Морское дно вокруг зияющего в нем огненного жерла стало вдруг ПОДНИМАТЬСЯ. Оно раздувалось, разбухало, словно какое-то огромное существо, вдыхающее воздух. Трещины побежали во все стороны от нарастающей, вздымающейся выпуклости. Сквозь эти трещины вырывались горячие красные всполохи.
Морское дно загрохотало. Горячим гейзером выплескивалась окутанная паром вода из все расширяющегося отверстия-клапана. Камни дождем посыпались с Кэрин Пик. Красное сияние поднималось из разломов и трещин. Это была лава, пылающая лихорадочным алым огнем, из которого вырастали густые кусты искр, озаряя неверным мерцающим светом яростно кипящую воду. От соприкосновения с раскаленными языками лавы сама вода начинала гореть. Язычки фиолетово-голубого огня танцевали и извивались, разбегаясь от выливающихся наружу щупалец лавы.
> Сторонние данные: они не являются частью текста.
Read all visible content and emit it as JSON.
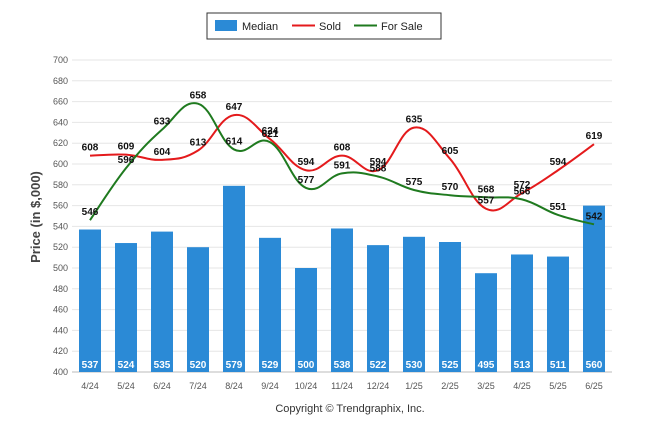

Остатки волшебного света исчезали, превращаясь в белесоватый туман. Кэрин Пик дрожал до самого основания. Посвященных разбросало в разные стороны. Нита отчаянным усилием устремилась вверх, пытаясь, так же как и Кит, отплыть на безопасное расстояние от пышущего жаром дна. Все морское дно под ней было испещрено лабиринтом вскипающих лавой трещин, завалено осколками камней, тонущих в лаве, и вспыхивало сполохами фиолетового огня…
Под скалой, под лавой, в глубине гигантской трещины что-то ШЕВЕЛИЛОСЬ. Под напором этого невидимого мощного тела поднимались, разламывались каменные плиты дна, расплескивалась лава. Длинное это тело вдруг встряхнулось, вытянулось, распухло, сжалось и снова, пульсируя, раздулось. Обрисовалось существо, одетое в лаву и объятое черно-фиолетовым огнем, как гигантским пылающим плащом. Нита не могла оторвать изумленного, испуганного взгляда от этого чуда-чудища. Что это? Какой-то подземный кабель? Труба, кем-то проложенная по дну океана? Но ведь ничего созданного руками человека нет и не может быть на сотни миль вокруг! И потом, никакая труба не может сама по себе двигаться, дышать, раздуваться или же выползать из пролома в дне океана с такой ужасающей силой и неудержимым напором!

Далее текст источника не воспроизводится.